For his distractors who blame him for bringing an end to the employee status to the taxi industry. They are both misinformed and wrong. Prop K effectively ended the employee status before Prop K, if one bought a medallion from someone they would also have gone into the cab company from the parson who sold them the medallion. This provided stability to the taxi industry. Prop K changed this. There is no way a taxi cab company could stay in business if they had employees rather than independent contractors who were their taxi cab drivers. As the medallion holders would leave a company who had employee drivers and go to a company where the drivers are independent drivers, as they would make more money being in a company that had independent contractors instead of employee drivers.
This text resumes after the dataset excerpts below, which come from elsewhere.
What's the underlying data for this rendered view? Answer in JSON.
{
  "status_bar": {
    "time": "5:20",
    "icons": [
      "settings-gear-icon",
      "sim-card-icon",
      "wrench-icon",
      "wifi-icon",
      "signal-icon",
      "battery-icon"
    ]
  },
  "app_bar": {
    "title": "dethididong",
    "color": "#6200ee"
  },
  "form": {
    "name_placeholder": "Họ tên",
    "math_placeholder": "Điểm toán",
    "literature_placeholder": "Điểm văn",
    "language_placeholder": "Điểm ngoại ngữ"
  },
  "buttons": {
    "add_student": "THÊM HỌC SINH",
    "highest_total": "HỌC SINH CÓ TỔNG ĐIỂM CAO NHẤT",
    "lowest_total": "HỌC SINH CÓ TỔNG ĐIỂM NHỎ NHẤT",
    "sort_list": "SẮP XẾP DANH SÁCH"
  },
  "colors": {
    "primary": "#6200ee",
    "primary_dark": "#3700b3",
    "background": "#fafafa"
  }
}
Look! That's just the way it is! Myself, I made a lot more money as an independent contractor than I did as an employee. Also, as an employee driver you are told what to where, when you can take your lunch and dinner breaks, where to go, etc... I believe that most drivers who worked under both systems preferred to be independent contractor's. I remember one time I was forced to stay near the S.F. Zoo for over two hours before I was allowed to leave, as an employee at old Yellow Cab. I would have never stayed in the taxi industry as an employee. 
Shortly after Prop K was passed there was a certified election held at the Yellow Cab Co Op for the drivers to choose between being an independent contractor or an employee. The drivers overwhelmingly chose to be independent contractors. So don't blame the loss of the employee status on Jim Steele.
I served on the board of Directors of Yellow Cab Co Op with Jim Steele for thirteen years. Although I had some miner disagreements with him, he was usually right. He was the most honest and straight forward man I have ever met who put his whole heart and soul into the taxi industry. I am a far better person for the time I spent with Jim Steele. Thank you Jim for all you did for all of us in the taxi business. May the Lord take you in his arms and may you find peace and happiness in Heaven. 
Sincerely Your friend Arthur Lembke, and family.